HomeUS News updateWyoming governor signs bill prohibiting abortion pills

Wyoming governor signs bill prohibiting abortion pills


Hayen, Wyo. – Wyoming Gov. Mark Gordon signed a bill Friday night banning abortion pills in the state and also allowed a separate measure banning abortions to become law without his signature.

In a statement, Gordon expressed concern that the latter legislation, called the Life is a Human Right Act, would result in a lawsuit that would “delay any resolution of the constitutionality of abortion bans in Wyoming.”

He noted that earlier in the day, plaintiffs in an ongoing lawsuit challenged the new law in case the veto was not issued.

“I believe this question needs to be settled as quickly as possible so that the abortion issue in Wyoming can be finally settled, and best by a vote of the people,” Gordon, a Republican, said in a statement.

The Wyoming governor’s decision on abortion pills came to center stage in Texas this week, where a federal judge raised questions about a Christian group’s effort to overturn decades-old US approval of mifepristone, a key abortion drug. Was.

Antonio Serrano, advocacy director for the Wyoming ACLU, criticized the governor’s decision to sign the law in a statement.

“A person’s health, not politics, should guide important medical decisions — including the decision to have an abortion,” Serrano said.

The combination of two pills with mifepristone and another drug is the most common form of abortion in the US.

Medical abortion became the preferred method of terminating pregnancy in the US even before the Supreme Court overturned Roe v. Wade, a decision that protected abortion rights for nearly five decades.

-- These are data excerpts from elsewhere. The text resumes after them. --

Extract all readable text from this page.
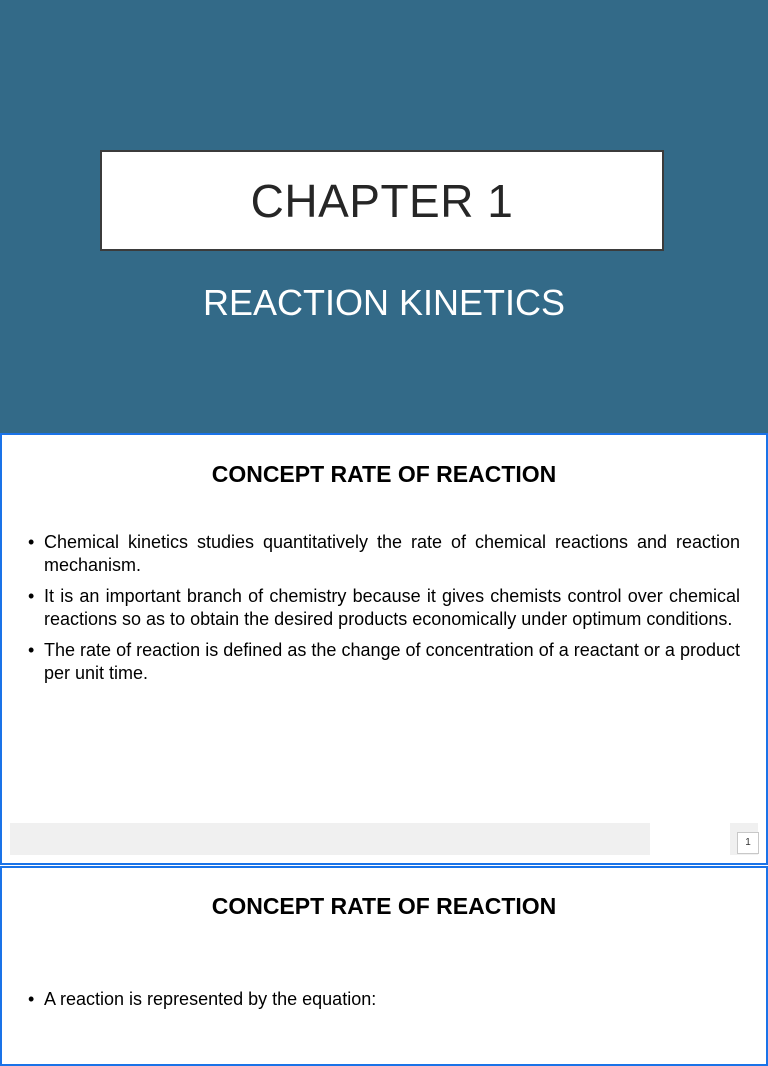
CHAPTER 1
REACTION KINETICS
CONCEPT RATE OF REACTION
• Chemical kinetics studies quantitatively the rate of chemical reactions and reaction mechanism.
• It is an important branch of chemistry because it gives chemists control over chemical reactions so as to obtain the desired products economically under optimum conditions.
• The rate of reaction is defined as the change of concentration of a reactant or a product per unit time.
1
CONCEPT RATE OF REACTION
• A reaction is represented by the equation:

Fifteen states already limit access to abortion pills, with six states requiring a visit to an in-person physician. Those laws could face court challenges; States have long had authority over how physicians, pharmacists, and other providers practice medicine.

States also set rules for telemedicine consultations that are used to prescribe drugs. This generally means that health providers in states that ban abortion pills can face penalties such as fines or license suspension for trying to send pills through the mail.

Women are already traveling across state lines to places where the abortion pill is easier to access. This trend is expected to increase.

Since the overturning of Roe last June, abortion restrictions have been up to the states and the landscape has changed rapidly. Thirteen states now ban abortion at any point in pregnancy, and another, Georgia, bans it when cardiac activity is detected or at about six weeks gestation.

Courts have blocked enforcement of abortion bans or deeper restrictions in Arizona, Indiana, Montana, Ohio, South Carolina, Utah and Wyoming. Idaho courts have forced the state to allow abortions during medical emergencies.